JG : Prends-tu un vrai plaisir à être en 1ère ligne lors des courses, ou est-ce frustrant ? Toi qui sais, vois, entend tout de la course…avant le public.
UF : C’était frustrant la 1ère année. Mais étant donné que je fonctionne à l’objectif, je cible 3 courses par an. Je me réserve ces 3 week-ends, et le reste du temps ça ne me gêne pas le moins du monde d’être au micro ! En général, j’arrive sur l’événement avec une bonne charge dans les pattes, donc je suis même plutôt feignant des fois ! Et c’est très fatigant d’être speaker, donc à la fin de la journée…on a pas du tout les jambes qui démangent ! Plutôt envie de faire 1h de vélo cool au bord du lac du Bourget…

JG : Faire ce métier sans charisme, mais en professionnel millimétré, est-ce possible ? L’empathie, ça s’apprend ?
UF : Sans doute…On le voit surtout à la télé, où là, il faut plaire à tout le monde.
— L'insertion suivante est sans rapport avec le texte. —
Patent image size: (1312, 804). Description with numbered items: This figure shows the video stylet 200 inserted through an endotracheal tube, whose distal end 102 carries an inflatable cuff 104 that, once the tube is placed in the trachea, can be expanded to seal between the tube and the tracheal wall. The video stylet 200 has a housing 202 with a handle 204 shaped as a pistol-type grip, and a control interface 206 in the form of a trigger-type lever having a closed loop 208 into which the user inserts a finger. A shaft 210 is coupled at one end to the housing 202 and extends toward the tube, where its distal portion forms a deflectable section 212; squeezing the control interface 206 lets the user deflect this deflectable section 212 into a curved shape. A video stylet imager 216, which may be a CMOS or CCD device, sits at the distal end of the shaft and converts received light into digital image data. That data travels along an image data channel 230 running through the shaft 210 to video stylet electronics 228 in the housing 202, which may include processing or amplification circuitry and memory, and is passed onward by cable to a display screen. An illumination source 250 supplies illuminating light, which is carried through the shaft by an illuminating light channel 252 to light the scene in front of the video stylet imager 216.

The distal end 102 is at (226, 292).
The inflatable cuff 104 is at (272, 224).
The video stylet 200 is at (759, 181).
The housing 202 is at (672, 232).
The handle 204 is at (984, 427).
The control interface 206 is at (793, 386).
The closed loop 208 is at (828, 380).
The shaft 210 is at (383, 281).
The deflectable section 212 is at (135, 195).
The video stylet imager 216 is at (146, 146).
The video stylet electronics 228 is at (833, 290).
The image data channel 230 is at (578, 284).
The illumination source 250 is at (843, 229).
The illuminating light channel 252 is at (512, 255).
Mais c’est impossible. Ce qui est bien sur les grands événements, c’est quand on est plusieurs. Là, tu peux mettre un speaker sérieux, un autre un peu dingue, comme ça les gens ne se lassent jamais. Puis les deux se chambrent, c’est plus vivant. Mais il n’y a pas de charte. Bon évidemment, il y a des bases : ne pas rater l’arrivée des premiers parce qu’on boit un coup avec un bénévole, rappeler les heures de départ, des podiums, etc. Mais il n’y a pas un discours à réciter mot pour mot aux départs, arrivées. C’est aussi l’intérêt de ce job passion.

JG : Sportif ou mental, quel bilan tires-tu du confinement sur le circuit trail à venir ?
UF : à mon avis, aucunes conséquences globales, tout va redémarrer. Tout redémarre toujours. Certains directement, d’autres pour qui le confinement a été psychologiquement difficile, mettront plus de temps. Mais je suis convaincu que ce sera vite oublié et derrière nous. Peut-être que les salariés seront un peu plus ponctionnés…pour rembourser la dette. Mais au-delà de ça, ça devrait aller. Je reste optimiste. En revanche, pas mal de commerces auront de graves séquelles je pense. Restaurateurs, hôtels, boutiques…ou des indépendants qui se seront endettés, ou auront choisi de revenir au salariat en abandonnant leur activité. Bilan à la fin de l’automne.

*Bénévole de l’organisation de la Nivolet-Revard (Voglans, Savoie – début mai – 17 éditions), Ugo a sauté le pas en 2019, pour en reprendre la direction. Projet local et collectif toujours, la course aura malheureusement été annulée en 2020. Massif des Bauges surplombant Chambéry, de 13 à 51km…+ d’infos : https://www.nivoletrevard.fr
**Le 28 septembre 2019, Ugo Ferrari tente et améliore le record du monde de dénivelé positif parcouru en 24h : 15450m (36x 429,64m) de + et 108 km, réalisés en 23h33 sur ses pentes Revardiennes. Record déjà amélioré par d’autre(s) depuis, et régulièrement remis en jeu.